Of course, that all stems from Philadelphia's terrific blitz package that is in serous trouble if Vincent isn't full speed because of a groin problem.
Still, the blitzes could force the Rams to use Faulk more as a pass protector than a pass receiver and take a huge weapon away from them
Sure, the Rams are fast on their turf, but it's also going to speed up Eagles like McNabb and pass rusher Hugh Douglas
If the Packers' pass rush got to Rams quarterback Kurt Warner last week enough to hurt him, Douglas (9.5 sacks) and company could downright torture him
You hate to bring in the Rams' season-opening 20-17 overtime victory over the Eagles because in NFL time, that has all the timeliness of the McKinley Administration.
But. . . that was one of only six times in the last three seasons the Rams have been held to 20 or fewer points in a game. Warner did throw for 308 yards, the most the Eagles allowed all season. But the two Rams' touchdowns came on turnover-aided drives combining for just 42 yards while Philadelphia logged four sacks and two interceptions.
STEELERS 21, PATRIOTS 10 _ ** No one ever again wants to hear about Bengals kicker Neil Rackers' footing problems.
Not after Patriots kicker Adam Vinatieri had the greatest New England sports moment on ice since Bobby Orr's overtime goal gave the Bruins the 1970 Stanley Cup on last week's 45-yard field goal in the snow that forced overtime and put the Patriots here.
But Bill Buckner and Bucky Dent and Bill Laimbeer live. New England's ride is over. The only matchup that looks to be favorable for the Pats against Pittsburgh is Vinatieri against the very shaky Kris Brown.
Patriots quarterback Tom Brady has been great in his Earl Morrall job in relief of Drew Bledsoe, but a young quarterback never looks good in his first look at the Steelers' 3-4 zone blitz. Even the Ravens acted as if they were trying to decipher a James Bond top secret code. And it was their third time playing against it this year and second time in a month.
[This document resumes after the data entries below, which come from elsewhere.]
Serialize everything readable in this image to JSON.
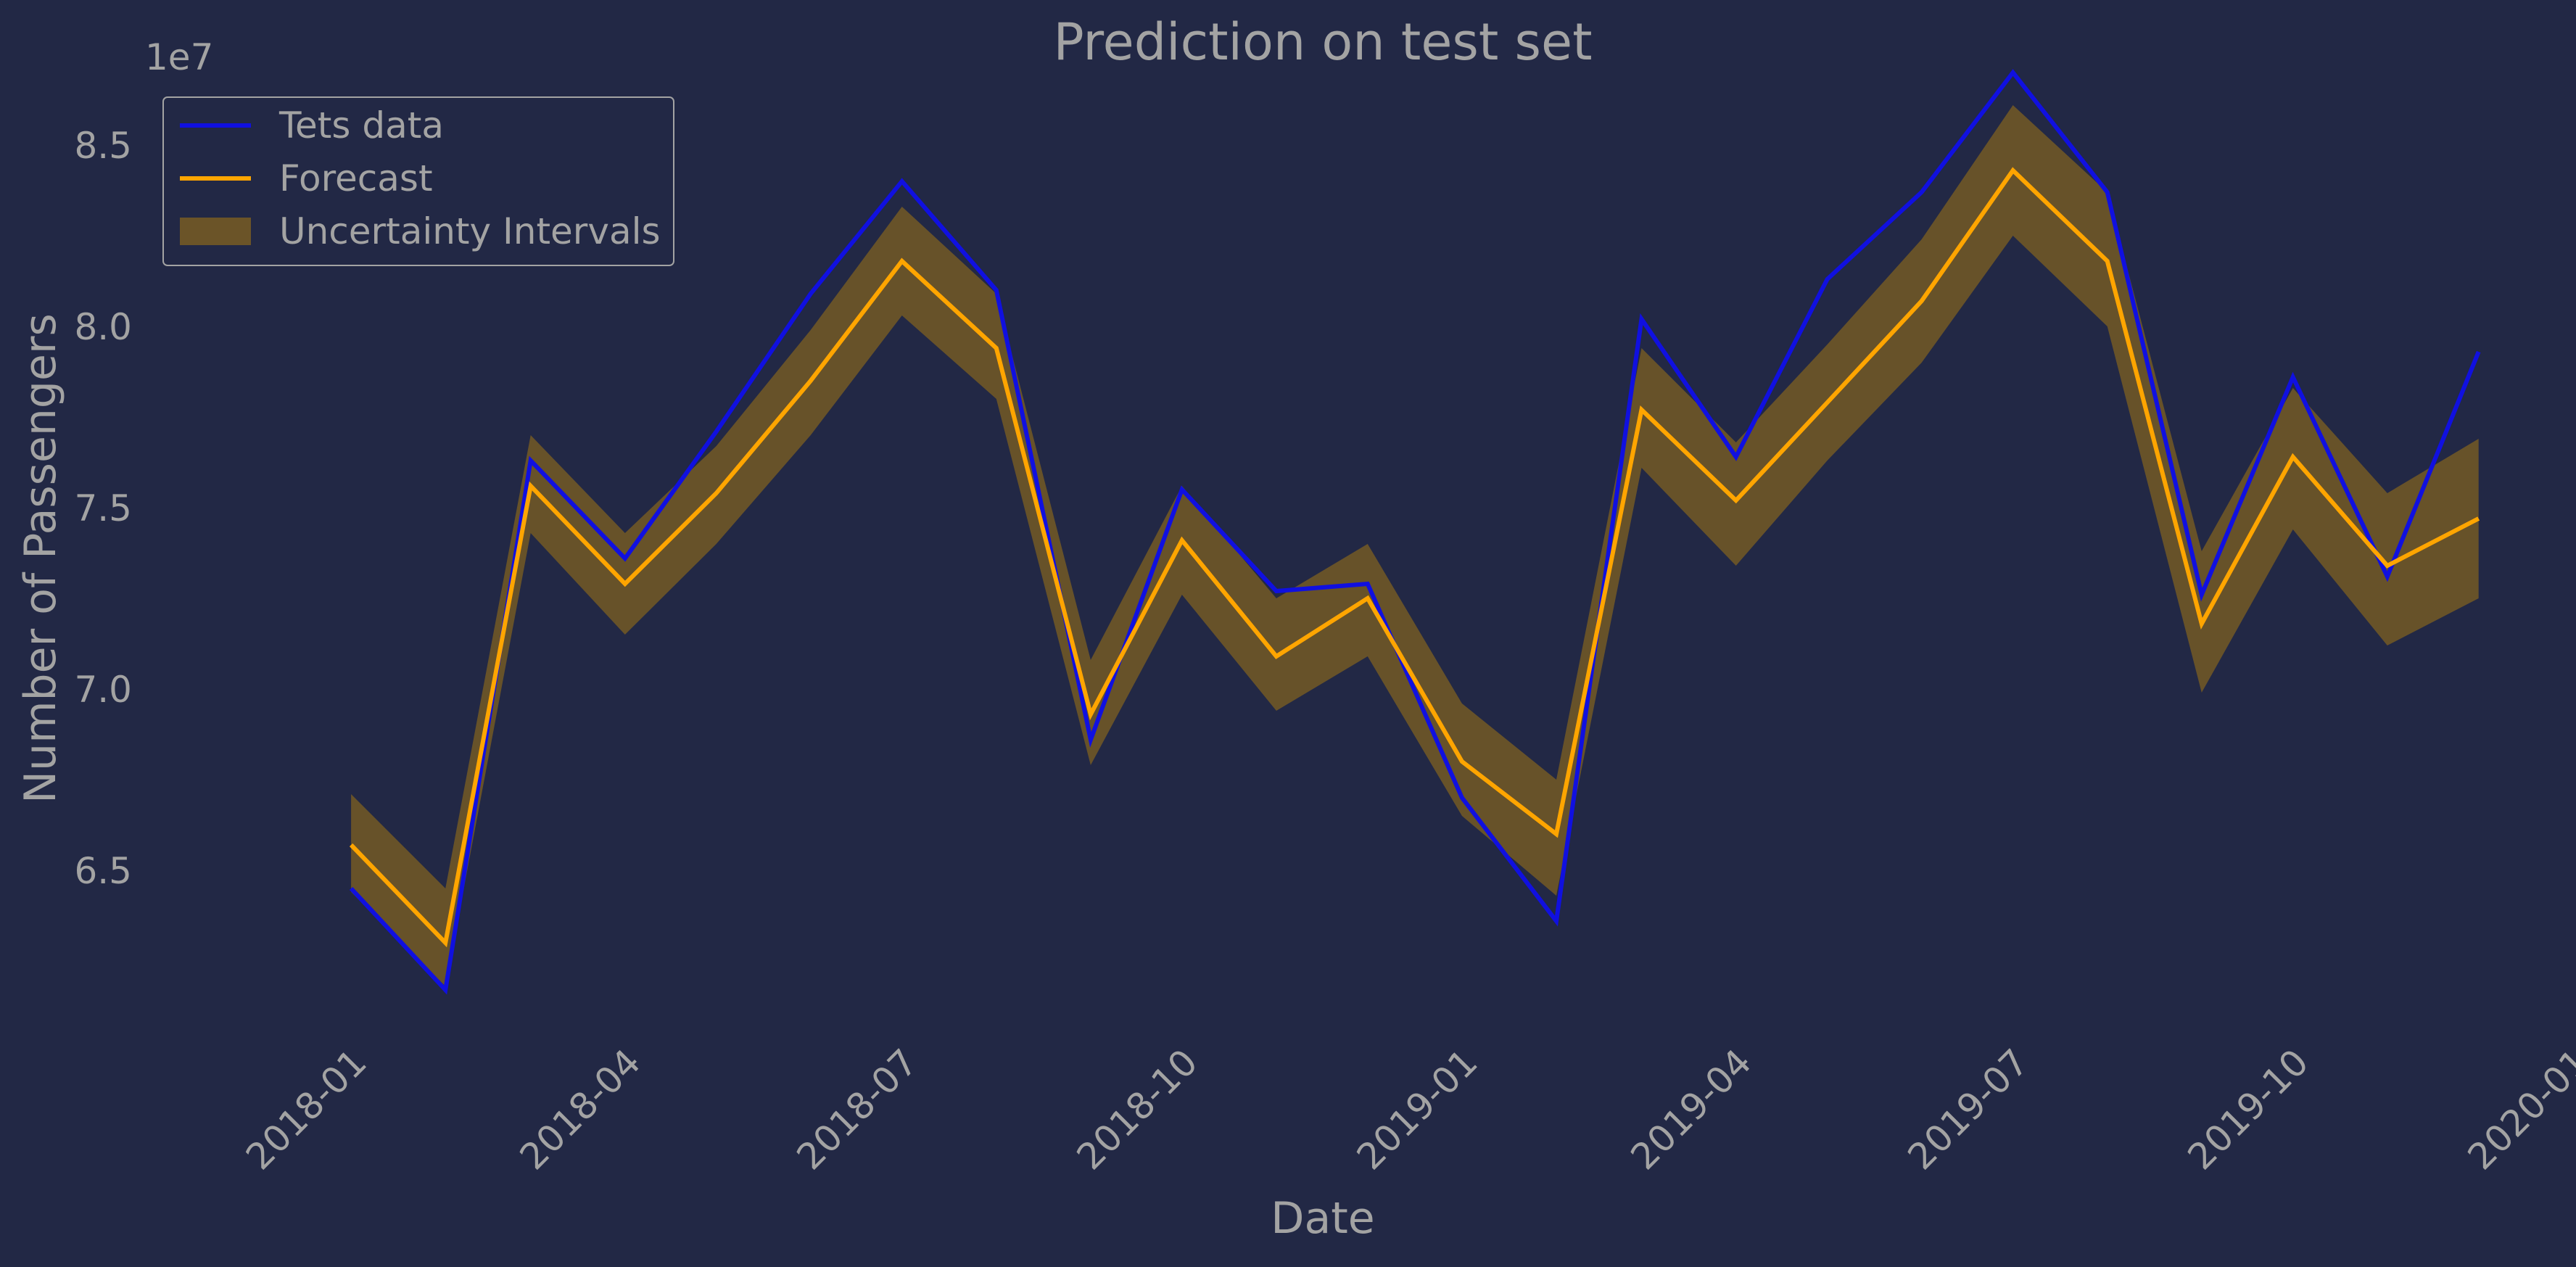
{
  "colors": {
    "background": "#222845",
    "text": "#a3a3a3",
    "test_line": "#1010e0",
    "forecast_line": "#ffa500",
    "band_fill": "#6b5428"
  },
  "chart_data": {
    "type": "line",
    "title": "Prediction on test set",
    "xlabel": "Date",
    "ylabel": "Number of Passengers",
    "y_offset_label": "1e7",
    "y_scale_factor": 10000000,
    "grid": false,
    "legend_position": "top-left",
    "xlim": [
      "2017-11-15",
      "2020-01-01"
    ],
    "ylim": [
      60500000,
      88000000
    ],
    "x_ticks": [
      "2018-01",
      "2018-04",
      "2018-07",
      "2018-10",
      "2019-01",
      "2019-04",
      "2019-07",
      "2019-10",
      "2020-01"
    ],
    "y_ticks": [
      "6.5",
      "7.0",
      "7.5",
      "8.0",
      "8.5"
    ],
    "x": [
      "2017-12-31",
      "2018-01-31",
      "2018-02-28",
      "2018-03-31",
      "2018-04-30",
      "2018-05-31",
      "2018-06-30",
      "2018-07-31",
      "2018-08-31",
      "2018-09-30",
      "2018-10-31",
      "2018-11-30",
      "2018-12-31",
      "2019-01-31",
      "2019-02-28",
      "2019-03-31",
      "2019-04-30",
      "2019-05-31",
      "2019-06-30",
      "2019-07-31",
      "2019-08-31",
      "2019-09-30",
      "2019-10-31",
      "2019-11-30"
    ],
    "series": [
      {
        "name": "Tets data",
        "kind": "line",
        "color": "#1010e0",
        "values": [
          64500000,
          61700000,
          76300000,
          73600000,
          77100000,
          80900000,
          84000000,
          81000000,
          68600000,
          75500000,
          72700000,
          72900000,
          67000000,
          63600000,
          80200000,
          76400000,
          81300000,
          83700000,
          87000000,
          83700000,
          72600000,
          78600000,
          73100000,
          79300000
        ]
      },
      {
        "name": "Forecast",
        "kind": "line",
        "color": "#ffa500",
        "values": [
          65700000,
          63000000,
          75600000,
          72900000,
          75400000,
          78500000,
          81800000,
          79400000,
          69300000,
          74100000,
          70900000,
          72500000,
          68000000,
          66000000,
          77700000,
          75200000,
          77900000,
          80700000,
          84300000,
          81800000,
          71800000,
          76400000,
          73400000,
          74700000
        ]
      },
      {
        "name": "Uncertainty Intervals",
        "kind": "band",
        "color": "#6b5428",
        "lower": [
          64400000,
          61800000,
          74300000,
          71500000,
          74000000,
          77000000,
          80300000,
          78000000,
          67900000,
          72600000,
          69400000,
          70900000,
          66500000,
          64300000,
          76100000,
          73400000,
          76300000,
          79000000,
          82500000,
          80000000,
          69900000,
          74400000,
          71200000,
          72500000
        ],
        "upper": [
          67100000,
          64500000,
          77000000,
          74300000,
          76700000,
          79900000,
          83300000,
          80900000,
          70800000,
          75600000,
          72500000,
          74000000,
          69600000,
          67500000,
          79400000,
          76800000,
          79500000,
          82400000,
          86100000,
          83700000,
          73800000,
          78300000,
          75400000,
          76900000
        ]
      }
    ]
  }
}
New England's very average (19th-ranked) offense needs to win the battle of field position, which is virtually impossible against the NFL's top-ranked running game and top-ranked defense
The Steelers' offense might not chew up big numbers against a steady, veteran defense. But the Patriots won't get their hands on the ball very often and don't have the punch to go a point a minute.
At an average of 34:10 a game, Pittsburgh keeps the ball longer than Cal Ripken.
The big matchup? The Patriots' offensive line is lacking the experienced, athletic tackles you need to fend off the tag team of Joey Porter and Jason Gildon rushing from the outside with a combined 21 sacks.
The Pats gave up 46 sacks this season, nearly eight over the league average, while the Steelers rang up a NFL-best 55.